Hysterical raisins. ie. nothing useful.

> > One of the changes I've made to target-arm/translate.c is to replace all
> > uses 
> > of T2 with new pseudo-regs. IN many cases I've left the code structure as
> > it was (using the global T0/T1 temporaries), but replaced the dyngen ops
> > with the equivalent qops. eg. movl and andl now generate mov32 and and32
> > qops.
>
> Um, is my earlier characterization of "unwrapping stuff" at all close?

Not entirely. I'm also replacing fixed locations (T2) with dynamicall 
allocated qregs.

> > The standard qops are defined in qops.def. A target can also define
> > additional qops in qop-target.def. The target specific qops are to
> > simplify implementation the i386 static flag propagation pass. the
> > expand_op_* routines.
>
> Yeah, I looked at that and the macros that generate it in qops.h.  There
> seem to be exactly two states (QREG_BLAH and QREGHI_BLAH) which can be
> reached from five different macros.  The "offset", "reg", and "mode"
> entries are universally ignored, and all you actually _get_ is a big enum
> of identifiers in a certain order.  I have no idea what's going on.

As mentioned above, qregs.def is included elsewhere.

> > For operations that are too complicated to be expressed as qops there is
> > a mechanism for calling helper functions. The m68k target uses this for
> > division and a couple of other things.
>
> Ok, now I'm really lost.

Most x86 instructions set the condition code flags. However most of the time 
these flags are ignored. eg. if you have to consecutive add instructions the 
first will set the flags, and the second will immediately overwrite them.

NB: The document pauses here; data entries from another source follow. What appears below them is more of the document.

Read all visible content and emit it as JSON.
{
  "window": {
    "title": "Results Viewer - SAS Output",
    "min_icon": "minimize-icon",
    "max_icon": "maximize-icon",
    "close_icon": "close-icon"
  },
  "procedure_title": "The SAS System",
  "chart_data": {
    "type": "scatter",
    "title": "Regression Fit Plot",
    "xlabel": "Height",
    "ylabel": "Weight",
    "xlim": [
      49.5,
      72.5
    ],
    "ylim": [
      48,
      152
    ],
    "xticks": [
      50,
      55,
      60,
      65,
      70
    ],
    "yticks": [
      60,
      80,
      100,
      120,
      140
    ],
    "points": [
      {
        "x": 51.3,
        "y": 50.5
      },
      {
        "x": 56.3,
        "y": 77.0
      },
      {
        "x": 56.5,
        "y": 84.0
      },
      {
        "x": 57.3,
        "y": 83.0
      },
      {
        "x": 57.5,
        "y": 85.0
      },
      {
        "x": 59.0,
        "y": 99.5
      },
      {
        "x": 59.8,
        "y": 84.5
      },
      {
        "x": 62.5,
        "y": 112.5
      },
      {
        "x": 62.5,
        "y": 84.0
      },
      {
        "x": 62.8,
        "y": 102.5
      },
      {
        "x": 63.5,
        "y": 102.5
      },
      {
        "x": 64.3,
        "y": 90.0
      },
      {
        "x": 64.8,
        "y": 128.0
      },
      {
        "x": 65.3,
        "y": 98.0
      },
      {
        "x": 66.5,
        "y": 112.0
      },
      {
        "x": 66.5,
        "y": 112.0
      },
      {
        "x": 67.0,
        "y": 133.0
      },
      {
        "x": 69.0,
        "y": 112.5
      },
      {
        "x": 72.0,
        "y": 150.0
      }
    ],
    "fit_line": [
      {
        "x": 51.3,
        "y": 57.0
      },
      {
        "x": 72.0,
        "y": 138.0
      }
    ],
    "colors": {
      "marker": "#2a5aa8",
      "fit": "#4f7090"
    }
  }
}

qemu contains a back-propagation pass that will remove the code to set the 
flags after the first instruction. Currently this is implemented by changing 
an addl_cc op into a plain addl op.

The flag-setting code would most likely require several qops to implement, so 
it would be much harder to prove it is not needed and remove it. So there is 
a mechanism for adding extra target qops, doing the flag elimination pass, 
then expanding those to generic qops.

m68k generates the _cc ops neccessary for doing this, but is missing the 
back-propagation optimization pass.

On RISC targets like ARM most instructions don't set the condition codes, so 
we don't bother doing this.

> > The implementation make fairly heavy use of the C preprocessor to
> > generate code from .def files. There's also a small shell script that
> > pulls the definiteions of the helper routines out of qop-helper.c
>
> Ah, hang on.  There's target_reginfo in translate-all.c, that's using some
> of the other values.  So what the heck does translate-all.c do?  (Shared
> code called by all the platform-dependent translate functions?)

There are three fairly independent stages:
1) target-*/translate.c converts guest code into qops.
2) translate-all.c messes about with those qops a bit (allocates host 
registers, etc).
3) translate-op.c,translate-qop.c and target-*/ turns those qops into host 
code.

> > The debug dumps can be quite useful. In particular -d in_asm,op will dump
> > the input asm and the resulting OPs.
>
> I'll have to find a system with gcc3 installed on it so I can actually try
> this out.  (Hmmm, I have a Red Hat 9 image I run under qemu, maybe it would
> build under that?)

Probably.

> > For converting targets you can probably ignore most of the translate-all
> > and host-*/ changes. These implement generating code from the qops.
>
> Ok, this implies that qops are a new thing.  Which looking at the code sort
> of supports.  Which means I don't understand what's going on at all.

qops and dyngen ops are both small "functions" that are represented in a 
similar way. The difference is that dyngen ops are target specific fixed 
functions, whereas qops are generic parameterized functions.

While they are really separate things, the details have been chosen so it 
should be possible to adapt the existing translate.c code rather than having 
to rewrite it from scratch. Decoding x86 instruction semantics is 
complicated :-)

Many of the simpler dyngen ops can be replaced with a single qop. Others can 
be replaces with a sequence of a few qops. Some of the more complicated ones 
may need to be moved into helper functions.

> > This works
> > by the host defining a set of "hard" qregs that correspond to host CPU
> > registers, and constraints for the operands of each qop. Then we do
> > register allocation and spilling to satisfy those constraints. The qops
> > can then be assembled directly into binary code.
>
> I need to re-read this later.  My brain's full and I'm deeply confused.

I started off by saying qops were effectively instructions for an imaginary 
machine. translate-all.c rearranges them so they match up very closely with 
the instructions available on the host. Once this has been done turning them 
into binary code is relatively simple.

> > There is also mechanisms for implementing floating point and 64-bit
> > arithmetic even if the target doesn't support this natively. The target
> > code doesn't need to worry about this, it just generates 64-bit/fp qops
> > and they will be decomposed as neccessary.
>
> The implementation calls the appropriate host functions to handle the
> floating point, using soft-float if necessary?  (Under the old dyngen thing
> outputting blocks of gcc-produced code, I could understand how that works. 
> But if you're outputting assembly directly...  I'm back in the "totally
> lost" aread again, I think.)

Err, sort of. There's a couple of different layers.

In translate.c you'll do something like

  tmp = gen_new_qreg(QMODE_F32);
  gen_op_addf32(tmp, QREG_FOO, QREG_BAR).

If the host implements the floating point qops 'natively' then this will work 
exactly the same as the integer qops and end up as host floating point 
instructions. Currently this is not implemented for any hosts.

If native host FP is not available qemu will include appropriate bits so that 
after macro expansion and inlining you end up with:

  tmp = gen_new_qreg(QMODE_I32);
  gen_op_helper(HELPER_addf32, tmp, QREG_FOO, QREG_BAR).

and the addf32 helper does the floating point addition using the "softfloat" 
library. The qemu softfloat library implementation may actually use hardware 
floating point rather than doing everything manually.

Likewise if the host doesn't have 64-bit operations gen_op_and64 will actually 
expand to a pair of and32 operations.

Paul